Veterans, healthcare providers, and community stakeholders deserve clarity on how the VA will continue its commitment to serving those who have served our nation under this plan.
Therefore, I request detailed responses to the following questions:
- How will the consolidation of VISNs and reduction of approximately 30,000 billets affect the oversight structure and operational capacity of VA medical facilities serving Wisconsin veterans?
- What analysis has the VA conducted to assess the impact of this restructuring on access to care, appointment wait times, and health outcomes in Wisconsin?
- Please provide specifics regarding anticipated staffing changes at Wisconsin VA facilities and the measures in place to avoid service disruptions.
- What steps will the VA take to ensure that veterans in rural communities in Wisconsin continue to receive timely and uninterrupted care?
- How will the VA measure the success of the restructuring in terms of improved care, reduced administrative duplication, and accountability? Please include benchmarks and timelines.

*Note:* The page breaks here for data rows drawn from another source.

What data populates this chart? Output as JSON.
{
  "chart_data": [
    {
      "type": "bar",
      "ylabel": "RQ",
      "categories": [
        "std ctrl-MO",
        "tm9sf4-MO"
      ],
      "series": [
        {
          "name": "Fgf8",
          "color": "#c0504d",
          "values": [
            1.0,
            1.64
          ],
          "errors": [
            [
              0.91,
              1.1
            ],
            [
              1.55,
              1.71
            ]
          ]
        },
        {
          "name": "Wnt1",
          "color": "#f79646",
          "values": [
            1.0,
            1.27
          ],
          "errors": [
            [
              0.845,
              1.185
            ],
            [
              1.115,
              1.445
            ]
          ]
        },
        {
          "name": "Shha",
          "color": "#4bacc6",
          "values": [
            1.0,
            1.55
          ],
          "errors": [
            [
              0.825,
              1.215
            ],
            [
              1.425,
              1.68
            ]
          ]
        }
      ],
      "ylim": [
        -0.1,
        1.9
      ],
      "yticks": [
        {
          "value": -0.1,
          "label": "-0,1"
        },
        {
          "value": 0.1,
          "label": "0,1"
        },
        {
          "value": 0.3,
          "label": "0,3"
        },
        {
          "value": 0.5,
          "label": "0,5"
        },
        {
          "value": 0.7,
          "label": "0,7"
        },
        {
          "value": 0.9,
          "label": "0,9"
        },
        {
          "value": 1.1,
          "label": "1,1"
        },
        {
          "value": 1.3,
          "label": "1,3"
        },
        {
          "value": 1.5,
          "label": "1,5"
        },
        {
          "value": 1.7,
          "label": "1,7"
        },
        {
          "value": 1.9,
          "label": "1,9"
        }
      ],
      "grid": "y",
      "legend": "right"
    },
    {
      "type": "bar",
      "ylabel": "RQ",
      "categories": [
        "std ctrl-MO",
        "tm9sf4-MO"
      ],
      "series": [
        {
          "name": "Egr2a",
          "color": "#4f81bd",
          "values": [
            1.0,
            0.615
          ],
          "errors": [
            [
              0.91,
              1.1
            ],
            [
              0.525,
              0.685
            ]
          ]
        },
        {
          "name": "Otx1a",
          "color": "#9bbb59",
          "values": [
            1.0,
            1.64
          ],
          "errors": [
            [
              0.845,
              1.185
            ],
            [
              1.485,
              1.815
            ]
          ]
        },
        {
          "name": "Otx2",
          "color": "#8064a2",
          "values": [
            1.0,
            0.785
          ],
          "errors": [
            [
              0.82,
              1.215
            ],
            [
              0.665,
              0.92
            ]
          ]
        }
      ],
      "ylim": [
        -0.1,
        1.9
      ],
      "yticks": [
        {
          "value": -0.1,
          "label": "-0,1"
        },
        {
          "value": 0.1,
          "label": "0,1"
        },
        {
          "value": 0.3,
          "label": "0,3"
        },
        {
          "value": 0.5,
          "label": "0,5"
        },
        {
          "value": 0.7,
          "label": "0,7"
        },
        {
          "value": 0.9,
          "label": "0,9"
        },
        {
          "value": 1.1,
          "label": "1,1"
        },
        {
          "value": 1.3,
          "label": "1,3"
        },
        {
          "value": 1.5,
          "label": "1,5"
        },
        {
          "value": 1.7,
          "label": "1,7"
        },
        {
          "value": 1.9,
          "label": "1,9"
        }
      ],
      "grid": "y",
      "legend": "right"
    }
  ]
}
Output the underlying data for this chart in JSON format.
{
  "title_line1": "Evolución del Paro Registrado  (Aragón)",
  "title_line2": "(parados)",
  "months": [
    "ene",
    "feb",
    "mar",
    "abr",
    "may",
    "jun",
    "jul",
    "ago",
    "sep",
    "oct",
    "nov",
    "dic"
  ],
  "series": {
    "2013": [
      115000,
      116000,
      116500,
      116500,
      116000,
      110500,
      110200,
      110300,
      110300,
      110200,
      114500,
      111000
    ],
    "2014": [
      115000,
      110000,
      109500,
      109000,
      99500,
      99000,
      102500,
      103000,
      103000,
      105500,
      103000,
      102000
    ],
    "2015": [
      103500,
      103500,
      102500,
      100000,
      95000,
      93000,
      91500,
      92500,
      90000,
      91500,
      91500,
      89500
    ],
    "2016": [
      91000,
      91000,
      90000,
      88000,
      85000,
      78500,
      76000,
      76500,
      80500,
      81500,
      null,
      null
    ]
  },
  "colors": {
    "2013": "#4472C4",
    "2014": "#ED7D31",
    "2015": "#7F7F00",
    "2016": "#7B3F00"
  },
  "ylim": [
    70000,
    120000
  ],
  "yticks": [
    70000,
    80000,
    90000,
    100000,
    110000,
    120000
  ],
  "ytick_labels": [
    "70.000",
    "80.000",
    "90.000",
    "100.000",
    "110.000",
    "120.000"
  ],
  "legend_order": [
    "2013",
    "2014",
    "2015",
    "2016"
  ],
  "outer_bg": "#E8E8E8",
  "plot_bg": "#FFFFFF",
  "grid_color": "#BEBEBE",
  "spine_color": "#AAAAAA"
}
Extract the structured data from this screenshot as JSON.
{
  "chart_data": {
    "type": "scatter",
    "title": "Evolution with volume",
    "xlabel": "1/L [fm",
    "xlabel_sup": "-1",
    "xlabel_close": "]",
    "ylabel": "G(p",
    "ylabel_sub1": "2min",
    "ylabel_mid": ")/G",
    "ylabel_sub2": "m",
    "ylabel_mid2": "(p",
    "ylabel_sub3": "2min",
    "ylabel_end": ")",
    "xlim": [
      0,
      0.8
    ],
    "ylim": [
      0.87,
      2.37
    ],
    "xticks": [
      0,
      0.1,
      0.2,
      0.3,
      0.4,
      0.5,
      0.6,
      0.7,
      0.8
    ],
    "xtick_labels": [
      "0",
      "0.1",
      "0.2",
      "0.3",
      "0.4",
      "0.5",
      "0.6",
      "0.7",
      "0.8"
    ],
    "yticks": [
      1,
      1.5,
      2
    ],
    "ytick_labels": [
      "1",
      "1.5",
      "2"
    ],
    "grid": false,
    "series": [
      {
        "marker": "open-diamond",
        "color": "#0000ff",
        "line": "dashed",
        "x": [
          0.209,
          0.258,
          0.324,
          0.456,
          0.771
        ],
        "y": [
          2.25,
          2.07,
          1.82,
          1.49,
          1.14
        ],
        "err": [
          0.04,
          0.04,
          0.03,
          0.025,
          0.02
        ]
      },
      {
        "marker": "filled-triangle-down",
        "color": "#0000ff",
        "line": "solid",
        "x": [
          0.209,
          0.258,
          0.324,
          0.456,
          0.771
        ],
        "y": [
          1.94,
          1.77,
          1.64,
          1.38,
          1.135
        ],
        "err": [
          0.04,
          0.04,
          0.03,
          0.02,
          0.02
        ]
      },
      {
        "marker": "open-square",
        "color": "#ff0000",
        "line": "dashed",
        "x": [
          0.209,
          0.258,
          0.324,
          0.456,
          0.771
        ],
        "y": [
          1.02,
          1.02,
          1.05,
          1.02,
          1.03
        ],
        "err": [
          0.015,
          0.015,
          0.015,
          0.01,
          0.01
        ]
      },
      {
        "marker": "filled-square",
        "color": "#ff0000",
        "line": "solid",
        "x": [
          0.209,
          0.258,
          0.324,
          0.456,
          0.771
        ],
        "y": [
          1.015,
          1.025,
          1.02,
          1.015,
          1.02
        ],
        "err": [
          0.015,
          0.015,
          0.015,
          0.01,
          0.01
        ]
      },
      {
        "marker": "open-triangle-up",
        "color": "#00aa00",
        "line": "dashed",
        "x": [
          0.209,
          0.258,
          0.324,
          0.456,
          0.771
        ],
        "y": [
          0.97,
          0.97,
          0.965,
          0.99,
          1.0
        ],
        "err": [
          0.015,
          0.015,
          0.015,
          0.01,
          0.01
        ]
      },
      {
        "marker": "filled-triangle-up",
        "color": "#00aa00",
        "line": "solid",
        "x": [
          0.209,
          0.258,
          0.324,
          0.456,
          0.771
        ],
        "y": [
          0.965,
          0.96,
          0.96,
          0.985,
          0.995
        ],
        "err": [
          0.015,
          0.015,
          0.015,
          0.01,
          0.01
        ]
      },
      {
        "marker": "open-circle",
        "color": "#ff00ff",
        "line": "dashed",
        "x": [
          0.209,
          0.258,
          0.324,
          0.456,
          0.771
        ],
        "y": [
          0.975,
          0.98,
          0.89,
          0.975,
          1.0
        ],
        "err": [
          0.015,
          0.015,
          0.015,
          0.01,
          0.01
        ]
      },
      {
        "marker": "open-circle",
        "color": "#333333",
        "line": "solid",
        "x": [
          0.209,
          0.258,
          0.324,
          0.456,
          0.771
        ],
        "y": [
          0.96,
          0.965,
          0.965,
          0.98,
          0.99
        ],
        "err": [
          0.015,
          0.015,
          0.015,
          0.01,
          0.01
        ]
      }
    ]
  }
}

- Please provide a detailed accounting of the expected costs of the initiative, including upfront investments and projected savings. Explain how these costs will be managed without negatively impacting veteran care.
- Please provide a detailed accounting of all unfilled VA billets that are slated for elimination in Wisconsin.
- How will the reduction of unfilled billets affect service delivery at VA medical centers, outpatient clinics, and rural facilities in Wisconsin?
- What measures will the VA take to ensure that reductions in unfilled billets do not compromise access to care, appointment availability, or quality of services?
- How will the VA monitor the impact of these workforce reductions and adjust staffing allocations if service disruptions or staffing shortages occur?
The Department of Veterans Affairs carries a profound responsibility to fulfill our nation’s commitment to those who have served. As the VA moves forward with significant organizational changes, it is imperative that Congress, veterans, and the communities that support them have full transparency regarding the risks and benefits of this effort.
I look forward to your prompt and thorough response.